The 5G price increases from AT&T and Verizon seem particularly egregious as neither telco has deployed a 5G SA core network, without which there are no 5G features (e.g. network slicing, security, automation/ orchestration, MEC, etc).
These are just the latest price and fee hikes enacted by the nation’s big 5G network service providers. For example, Verizon is increasing the price on its 5G home broadband service to new customers by $10 per month. Separately, T-Mobile, AT&T and Verizon are reducing their autopay discounts for customers who use credit cards. Even some prepaid cellular network providers, like T-Mobile’s Metro, are raising prices.
Here’s what each company said on this topic during their earnings calls this week:
“We look for opportunities to alter that value equation back to the customer where they perceive that they’re getting a better value and better service and something more and it accretes into the business in terms of us being able to grow ARPUs [average revenues per user],” said AT&T CEO John Stankey this week during his company’s second quarter earnings call, according to Seeking Alpha, in response to a question about pricing. “As you can see, our profitability numbers have been really, really strong. And that all comes from managing the complete equation.”
Verizon’s CFO offered a similar take this week: “We continued to benefit from pricing actions, including a recent change to our Verizon Mobile Protect offering,” Tony Skiadas said during Verizon’s own second quarter call, according to Seeking Alpha. “We continue to assess opportunities to take targeted pricing actions to better monetize our products and services as we deliver great value for our customers. For example, we recently announced an increase in our FWA [fixed wireless access] bundle pricing for new customers, which we expect will provide service revenue benefits in the second half of the year.”

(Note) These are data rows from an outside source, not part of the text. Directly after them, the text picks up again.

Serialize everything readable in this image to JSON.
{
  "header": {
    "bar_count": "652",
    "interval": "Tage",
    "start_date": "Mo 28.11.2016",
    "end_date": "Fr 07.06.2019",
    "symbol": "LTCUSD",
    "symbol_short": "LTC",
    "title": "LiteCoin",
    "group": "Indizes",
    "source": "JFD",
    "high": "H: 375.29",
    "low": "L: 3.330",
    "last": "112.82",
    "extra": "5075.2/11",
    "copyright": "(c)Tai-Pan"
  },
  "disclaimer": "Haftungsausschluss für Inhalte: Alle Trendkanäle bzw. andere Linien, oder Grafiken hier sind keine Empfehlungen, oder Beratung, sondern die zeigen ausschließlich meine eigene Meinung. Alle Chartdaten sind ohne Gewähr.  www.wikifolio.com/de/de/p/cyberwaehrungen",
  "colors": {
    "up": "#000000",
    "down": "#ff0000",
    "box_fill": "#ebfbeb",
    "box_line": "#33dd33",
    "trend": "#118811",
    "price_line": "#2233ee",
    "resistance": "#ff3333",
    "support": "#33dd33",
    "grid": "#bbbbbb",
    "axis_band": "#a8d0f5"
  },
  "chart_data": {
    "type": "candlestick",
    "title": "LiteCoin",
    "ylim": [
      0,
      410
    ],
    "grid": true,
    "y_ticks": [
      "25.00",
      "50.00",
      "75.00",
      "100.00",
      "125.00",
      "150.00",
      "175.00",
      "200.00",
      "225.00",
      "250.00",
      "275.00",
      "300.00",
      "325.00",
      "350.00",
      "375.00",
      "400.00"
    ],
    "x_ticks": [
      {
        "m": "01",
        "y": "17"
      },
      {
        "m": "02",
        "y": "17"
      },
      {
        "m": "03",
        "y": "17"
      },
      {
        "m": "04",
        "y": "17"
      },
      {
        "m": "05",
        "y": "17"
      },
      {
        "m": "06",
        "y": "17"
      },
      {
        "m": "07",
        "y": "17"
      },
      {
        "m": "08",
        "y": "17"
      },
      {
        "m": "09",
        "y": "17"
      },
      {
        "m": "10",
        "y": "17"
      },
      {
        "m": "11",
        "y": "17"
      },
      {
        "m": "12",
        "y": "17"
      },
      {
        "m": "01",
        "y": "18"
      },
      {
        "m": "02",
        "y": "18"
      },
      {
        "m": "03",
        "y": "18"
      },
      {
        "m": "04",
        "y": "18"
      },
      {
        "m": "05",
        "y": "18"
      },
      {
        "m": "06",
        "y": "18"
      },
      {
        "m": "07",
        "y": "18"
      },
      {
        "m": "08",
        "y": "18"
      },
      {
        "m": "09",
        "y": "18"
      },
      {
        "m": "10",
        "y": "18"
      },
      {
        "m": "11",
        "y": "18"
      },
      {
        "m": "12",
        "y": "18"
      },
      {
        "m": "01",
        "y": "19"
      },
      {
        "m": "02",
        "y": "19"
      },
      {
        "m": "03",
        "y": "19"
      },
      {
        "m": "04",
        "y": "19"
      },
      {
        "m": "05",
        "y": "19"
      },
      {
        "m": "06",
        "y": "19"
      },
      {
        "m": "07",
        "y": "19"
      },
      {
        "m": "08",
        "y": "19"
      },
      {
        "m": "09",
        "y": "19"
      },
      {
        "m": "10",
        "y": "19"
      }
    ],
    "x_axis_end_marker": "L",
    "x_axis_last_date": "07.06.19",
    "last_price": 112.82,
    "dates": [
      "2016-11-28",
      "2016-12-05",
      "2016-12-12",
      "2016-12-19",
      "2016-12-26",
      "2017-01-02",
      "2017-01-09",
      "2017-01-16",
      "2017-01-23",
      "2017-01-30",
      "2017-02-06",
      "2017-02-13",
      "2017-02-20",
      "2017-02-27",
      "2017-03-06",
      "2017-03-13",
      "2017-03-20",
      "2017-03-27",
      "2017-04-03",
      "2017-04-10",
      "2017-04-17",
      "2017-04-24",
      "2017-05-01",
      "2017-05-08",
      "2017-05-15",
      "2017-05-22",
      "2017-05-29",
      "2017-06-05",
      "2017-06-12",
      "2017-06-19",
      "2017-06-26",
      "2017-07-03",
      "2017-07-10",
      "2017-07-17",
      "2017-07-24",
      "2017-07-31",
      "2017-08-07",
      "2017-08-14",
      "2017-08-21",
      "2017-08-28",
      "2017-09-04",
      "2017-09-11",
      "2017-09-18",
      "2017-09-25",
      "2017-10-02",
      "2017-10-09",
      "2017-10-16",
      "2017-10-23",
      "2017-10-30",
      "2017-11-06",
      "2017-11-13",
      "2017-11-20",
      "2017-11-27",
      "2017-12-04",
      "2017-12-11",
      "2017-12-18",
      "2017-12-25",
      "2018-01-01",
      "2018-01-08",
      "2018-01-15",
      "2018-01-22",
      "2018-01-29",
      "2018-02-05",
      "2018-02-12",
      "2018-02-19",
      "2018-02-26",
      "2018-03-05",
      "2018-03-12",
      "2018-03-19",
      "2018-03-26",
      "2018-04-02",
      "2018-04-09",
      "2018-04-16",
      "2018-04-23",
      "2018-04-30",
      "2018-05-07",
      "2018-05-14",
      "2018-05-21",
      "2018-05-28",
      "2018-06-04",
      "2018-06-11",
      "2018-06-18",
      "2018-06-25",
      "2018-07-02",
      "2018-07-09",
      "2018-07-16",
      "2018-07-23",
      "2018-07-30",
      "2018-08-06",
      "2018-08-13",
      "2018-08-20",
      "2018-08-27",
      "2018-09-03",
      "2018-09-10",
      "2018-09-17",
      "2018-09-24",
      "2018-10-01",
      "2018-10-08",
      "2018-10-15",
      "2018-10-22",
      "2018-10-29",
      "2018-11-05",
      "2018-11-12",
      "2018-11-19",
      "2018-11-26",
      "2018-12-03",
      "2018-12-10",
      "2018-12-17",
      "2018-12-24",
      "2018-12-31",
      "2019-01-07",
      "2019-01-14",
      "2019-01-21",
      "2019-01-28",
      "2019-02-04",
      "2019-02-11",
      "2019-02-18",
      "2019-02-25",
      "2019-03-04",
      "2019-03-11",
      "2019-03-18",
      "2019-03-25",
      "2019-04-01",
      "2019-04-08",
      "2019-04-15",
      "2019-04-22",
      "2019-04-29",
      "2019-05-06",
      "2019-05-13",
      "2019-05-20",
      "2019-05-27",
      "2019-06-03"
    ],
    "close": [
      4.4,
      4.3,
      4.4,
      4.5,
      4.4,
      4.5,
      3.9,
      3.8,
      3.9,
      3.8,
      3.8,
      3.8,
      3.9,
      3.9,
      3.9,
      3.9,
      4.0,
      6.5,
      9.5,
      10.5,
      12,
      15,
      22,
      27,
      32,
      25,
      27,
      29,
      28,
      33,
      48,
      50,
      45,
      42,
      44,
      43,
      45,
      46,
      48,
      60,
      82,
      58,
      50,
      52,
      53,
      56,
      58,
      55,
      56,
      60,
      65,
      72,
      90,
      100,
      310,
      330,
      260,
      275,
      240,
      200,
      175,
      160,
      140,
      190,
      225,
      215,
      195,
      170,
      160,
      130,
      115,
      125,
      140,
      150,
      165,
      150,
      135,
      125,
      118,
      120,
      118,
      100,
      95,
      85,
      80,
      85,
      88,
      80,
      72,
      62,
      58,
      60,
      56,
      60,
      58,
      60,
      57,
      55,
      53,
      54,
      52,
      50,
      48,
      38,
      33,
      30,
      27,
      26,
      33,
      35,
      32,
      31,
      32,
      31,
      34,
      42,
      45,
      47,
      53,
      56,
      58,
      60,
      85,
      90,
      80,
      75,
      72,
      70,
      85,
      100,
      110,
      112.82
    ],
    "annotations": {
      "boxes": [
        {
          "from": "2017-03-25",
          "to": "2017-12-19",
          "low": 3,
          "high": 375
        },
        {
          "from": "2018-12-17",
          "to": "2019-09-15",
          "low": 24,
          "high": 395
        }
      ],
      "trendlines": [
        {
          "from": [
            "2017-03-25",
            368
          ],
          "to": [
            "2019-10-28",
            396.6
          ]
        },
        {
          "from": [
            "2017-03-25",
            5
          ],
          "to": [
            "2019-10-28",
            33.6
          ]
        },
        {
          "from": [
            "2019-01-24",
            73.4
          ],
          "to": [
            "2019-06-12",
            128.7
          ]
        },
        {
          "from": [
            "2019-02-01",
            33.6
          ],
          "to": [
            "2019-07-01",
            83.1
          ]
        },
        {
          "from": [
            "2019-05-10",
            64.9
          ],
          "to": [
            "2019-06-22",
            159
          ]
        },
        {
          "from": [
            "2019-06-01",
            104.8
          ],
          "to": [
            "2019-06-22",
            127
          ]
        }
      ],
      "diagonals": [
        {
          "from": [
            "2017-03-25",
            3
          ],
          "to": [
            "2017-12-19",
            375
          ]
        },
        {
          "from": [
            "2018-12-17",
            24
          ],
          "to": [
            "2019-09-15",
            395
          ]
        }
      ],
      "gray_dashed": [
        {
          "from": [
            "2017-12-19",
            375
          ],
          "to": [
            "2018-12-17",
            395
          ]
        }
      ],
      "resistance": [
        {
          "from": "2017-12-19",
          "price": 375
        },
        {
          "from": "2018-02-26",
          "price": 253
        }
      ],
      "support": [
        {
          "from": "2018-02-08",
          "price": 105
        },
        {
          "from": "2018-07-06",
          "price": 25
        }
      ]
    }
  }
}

“5G was supposed to offer connectivity products that could be adapted to different device types, verticals and industries, geographies, vehicles, drones,” wrote analyst Patrick Lopez, with Core Analysis. “The 5G business case hinges on enterprises, verticals and government adoption and willingness to pay for enhanced connectivity services. By and large, this hasn’t happened yet. There are several reasons for this, the main one being that to enable these, a network overall is necessary.”

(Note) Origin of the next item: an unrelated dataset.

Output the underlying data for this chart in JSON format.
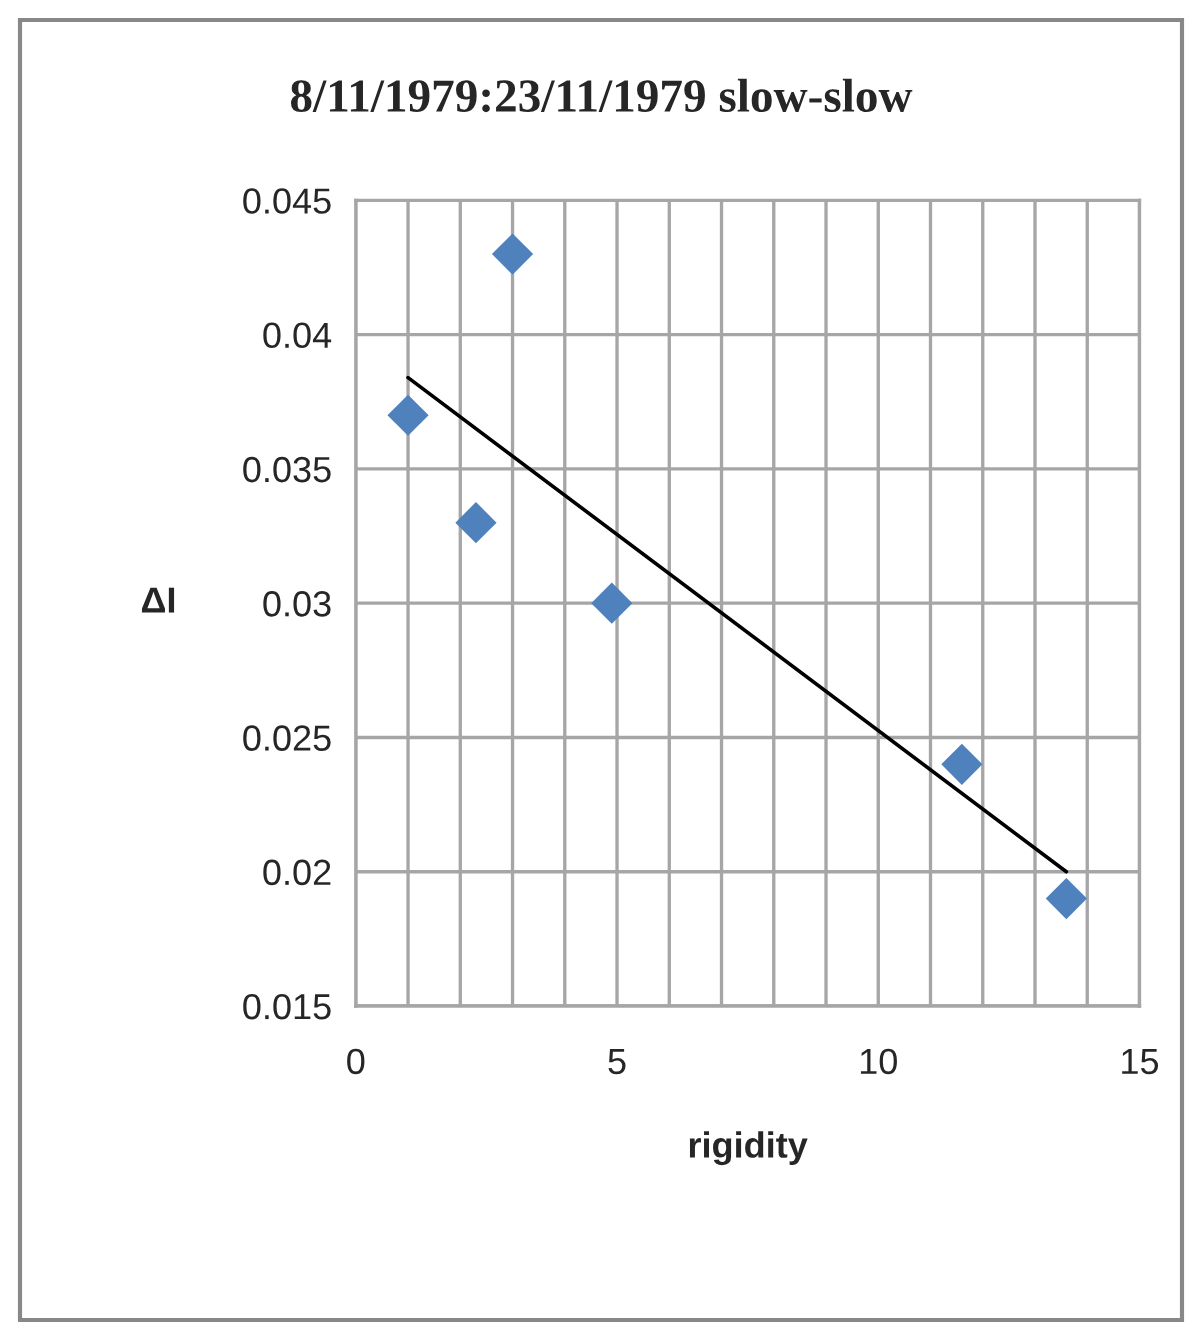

“Recent administrative rate plan adjustments on older phone plans, a $10 bump to fixed wireless pricing, and the introduction of myPlan (along with comps from last year’s price increases) boosted consumer ARPA [average revenue per account] growth to +6.2% in Q2, and it should likely sustain at +4.5% or higher in the 2H of 2023,” wrote the financial analysts at Wells Fargo in a note to investors following the release of Verizon’s second quarter earnings [1.] . “These adjustments should put wireless service revenue growth at ~3.1% for FY’23, well within the range despite continued challenges on the consumer subs front,” they added.
Note 1. Verizon has struggled with sluggish customer gains. The company Verizon reported total postpaid phone net customer additions of roughly 8,000 during the second quarter. That figure includes approximately 136,000 net customer losses in Verizon’s consumer-focused business, offset by 144,000 net customer additions in Verizon’s business-focused division.
“With T-Mobile continuing its performance lead over Verizon and AT&T in independent studies and usually offering more affordable plans, these August price increases could be a net gain for the Un-carrier,” Michael Potuck, 9to5mac.com
In the U.S. only T-Mobile and Dish Network have deployed 5G SA core networks, but neither have touted any 5G features available. T-Mobile states on its website, “T-Mobile and other CSPs are still in the early stages of 5G network slicing implementation. Gartner describes the industry as being in the “get started” phase of a three-phase rollout [2.].
Note 2. Gartner report: “Create Value and Drive Revenue With 5G Network Slicing Phased Approach,” Susan Welsh de Grimaldo, April 6, 2021.